Alimony, also known as spousal support or maintenance, is an obligation of financial support paid by one spouse to the other.
There are basically three types of alimony. Permanent alimony is an allowance for support and maintenance (for example clothing, shelter, food or other necessities) of a spouse. A marriage of over ten years is often a candidate for permanent alimony. If permanent alimony is requested, it must be proven that there is a need for support and the other spouse has adequate means and the ability to provide for part or all of the need. Permanent alimony is generally reserved for long-term marriages. Reimbursement alimony is intended for spouses who have supported their partners through years of advanced schooling. Rehabilitative alimony is designed for spouses in shorter marriages who need some assistance reestablishing themselves in the job market and who have a specific vocational plan.
The factors the courts consider differ on a state to state basis. Some of the possible factors that weigh on the amount and length of the support are:
- Length of marriage
- Time separated while still married
- Age of the parties at the time of divorce
- Income of the parties
- Future financial prospects of the parties
- Health of the parties
- Fault in the marital breakdown
If the parties fail to agree on the terms of their divorce, the court will make a fair determination based on the legal argument as well as the testimony submitted by both parties. Modification can occur at any future date depending on a change of circumstances by either party on appropriate notice to the other party as well as application to the court. The courts are generally reluctant to modify an existing agreement unless there are compelling reasons. Alimony must be included in the recipient's gross income and can be excluded from the payer's gross income. In order to qualify as alimony, the payments must meet the following five criteria:
- Payment is in cash.
- Payment is received by a divorce or separation instrument.

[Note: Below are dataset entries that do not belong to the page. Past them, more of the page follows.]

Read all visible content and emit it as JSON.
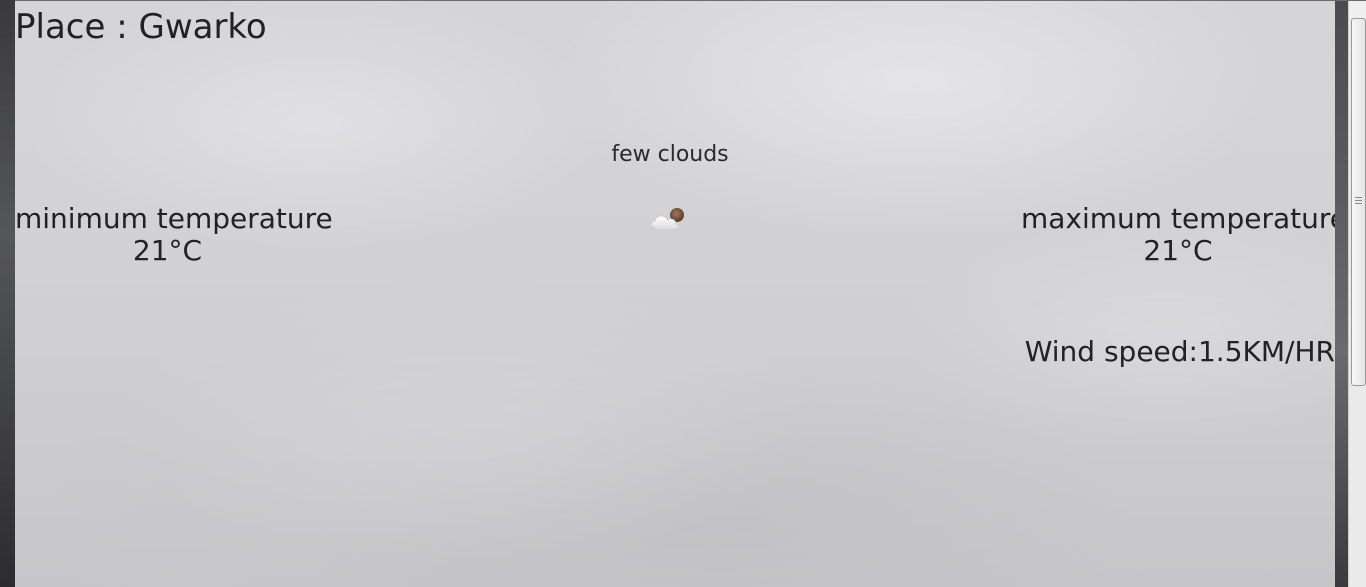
{
  "location": {
    "text": "Place : Gwarko"
  },
  "weather": {
    "description": "few clouds",
    "icon": "few-clouds-icon"
  },
  "min_temp": {
    "label": "minimum temperature",
    "value": "21°C"
  },
  "max_temp": {
    "label": "maximum temperature",
    "value": "21°C"
  },
  "wind": {
    "text": "Wind speed:1.5KM/HR"
  },
  "colors": {
    "text": "#222222",
    "background": "#d2d2d4"
  }
}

- The instrument does not specify that the payments are not for alimony.
- The payer and the payee are not members of the same household when payments are made.
- There is no liability to make payments for any period after the death or remarriage of the recipient.
Division of property between spouses is a difficult issue to resolve during a divorce. There are two different systems in place that each state uses for property division: Community Property or Equitable Distribution. No matter which system is used, each state has its own guidelines for dividing marital property. You should seek legal advice from one of our experienced attorneys as this is a complicated area of family law.
Contact a Iowa family law lawyer representing clients in Elkader, Iowa today to schedule your initial consultation.
Community property is a system of property division in which all property is divided equally, regardless of whose name it is in, that was acquired during the duration of the marriage, not including inheritances and gifts in some jurisdictions.
There are nine community property states: Arizona, California, Idaho, Louisiana, Nevada, New
Mexico, Texas, Washington and Wisconsin. In these states, property that was acquired prior to the marriage stays with the party who acquired it. Although some community property states permit equitable distribution where justice is served, rules vary state to state and are filled with exceptions.
In equitable distribution states, all property, whenever or however acquired, regardless of legal title, is subject to equal or unequal division. "Equitable" does not mean equal. Courts strive for a fair division between the parties and take into consideration several factors to make that determination.